Life may be suffering, as Buddhism’s first noble truth maintains, but that’s no reason to suffer from COVID-19. The Dalai Lama, Tibetan Buddhism’s spiritual leader, was pleased to get his shot in the north Indian town of Dharmsala over the weekend, urging others to get the “very, very helpful” injection. The 85-year-old monk got the Covishield vaccine, developed by AstraZeneca and manufactured by India’s Serum Institute, as did 10 others who live in his residence. India has recorded over 157,000 COVID-19 deaths and 11 million cases, the highest caseload in the world after the United States.
A ballerina from Russia’s famous Mariinsky Theatre wasn’t just swanning about when she performed Swan Lake on the frozen Gulf of Finland. Ilmira Bagrautinova’s performance of Tchaikovsky's masterpiece at 5 degrees Fahrenheit was a protest against the construction of a port in Batareinaya Bay, a popular beach about 60 miles west of St. Petersburg. The bay is home to real swans, and the dancer said she hoped to raise awareness of the environmental threat to the area. Bagrautinova braved the frigid temperatures wearing only a white tutu and leotard, her ballet slippers leaving marks in the snow.

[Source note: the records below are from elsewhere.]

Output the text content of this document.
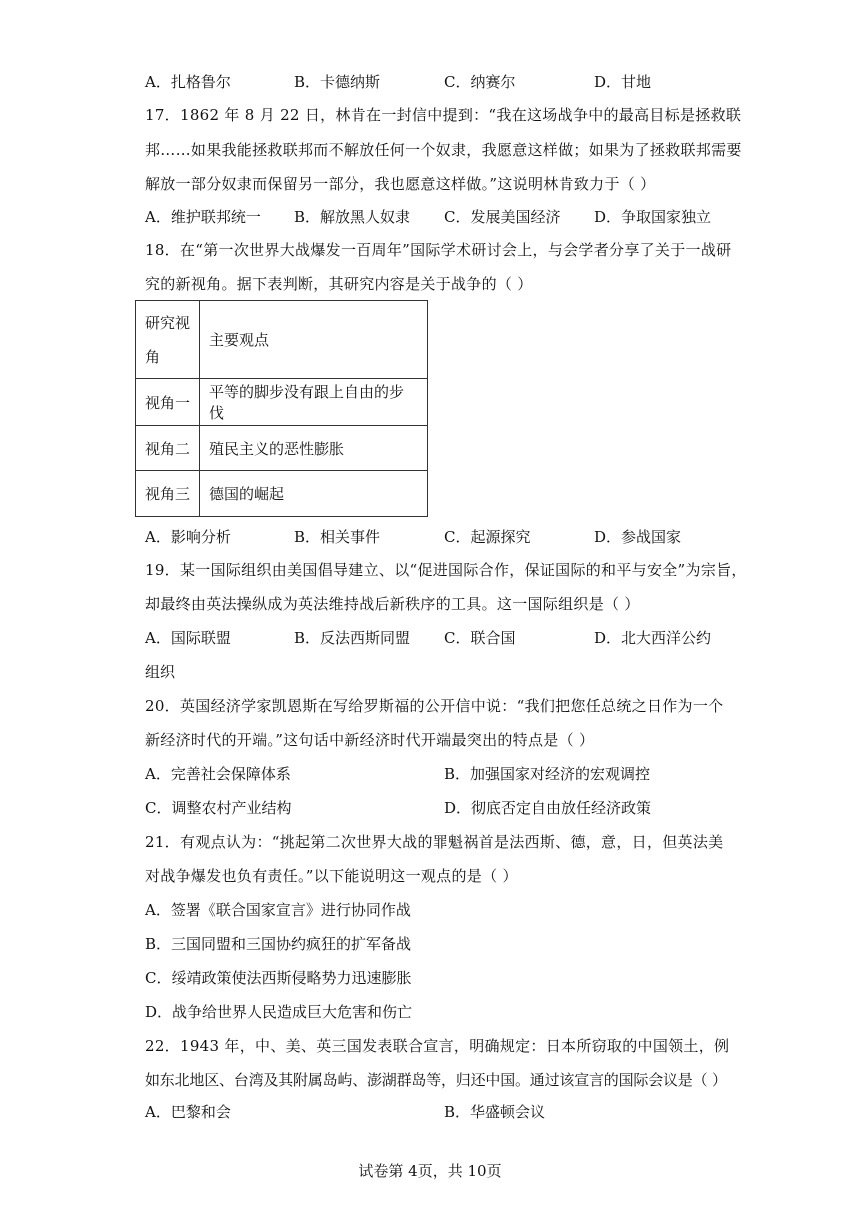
A．扎格鲁尔	B．卡德纳斯	C．纳赛尔	D．甘地
17．1862 年 8 月 22 日，林肯在一封信中提到：“我在这场战争中的最高目标是拯救联
邦……如果我能拯救联邦而不解放任何一个奴隶，我愿意这样做；如果为了拯救联邦需要
解放一部分奴隶而保留另一部分，我也愿意这样做。”这说明林肯致力于（ ）
A．维护联邦统一 B．解放黑人奴隶 C．发展美国经济 D．争取国家独立
18．在“第一次世界大战爆发一百周年”国际学术研讨会上，与会学者分享了关于一战研
究的新视角。据下表判断，其研究内容是关于战争的（ ）
研究视角	主要观点
视角一	平等的脚步没有跟上自由的步伐
视角二	殖民主义的恶性膨胀
视角三	德国的崛起
A．影响分析	B．相关事件	C．起源探究	D．参战国家
19．某一国际组织由美国倡导建立、以“促进国际合作，保证国际的和平与安全”为宗旨，
却最终由英法操纵成为英法维持战后新秩序的工具。这一国际组织是（ ）
A．国际联盟	B．反法西斯同盟 C．联合国	D．北大西洋公约
组织
20．英国经济学家凯恩斯在写给罗斯福的公开信中说：“我们把您任总统之日作为一个
新经济时代的开端。”这句话中新经济时代开端最突出的特点是（ ）
A．完善社会保障体系	B．加强国家对经济的宏观调控
C．调整农村产业结构	D．彻底否定自由放任经济政策
21．有观点认为：“挑起第二次世界大战的罪魁祸首是法西斯、德，意，日，但英法美
对战争爆发也负有责任。”以下能说明这一观点的是（ ）
A．签署《联合国家宣言》进行协同作战
B．三国同盟和三国协约疯狂的扩军备战
C．绥靖政策使法西斯侵略势力迅速膨胀
D．战争给世界人民造成巨大危害和伤亡
22．1943 年，中、美、英三国发表联合宣言，明确规定：日本所窃取的中国领土，例
如东北地区、台湾及其附属岛屿、澎湖群岛等，归还中国。通过该宣言的国际会议是（ ）
A．巴黎和会	B．华盛顿会议
试卷第 4页，共 10页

Team LeBron James defeated Team Kevin Durant 170-150 in the NBA All-Star game in Atlanta Sunday, but the teams combined to score $3 million in donations for nonprofits supporting historically Black colleges and universities. “I'm so happy the NBA is celebrating our HBCUs,” said Vice President Kamala Harris, a Howard University alumna, ahead of the game. On the court, Giannis Antetokounmpo, who went 16-for-16 with 35 points, was named MVP, while Anfernee Simons dominated the slam dunk contest and Steph Curry claimed his second career win in the 3-point contest.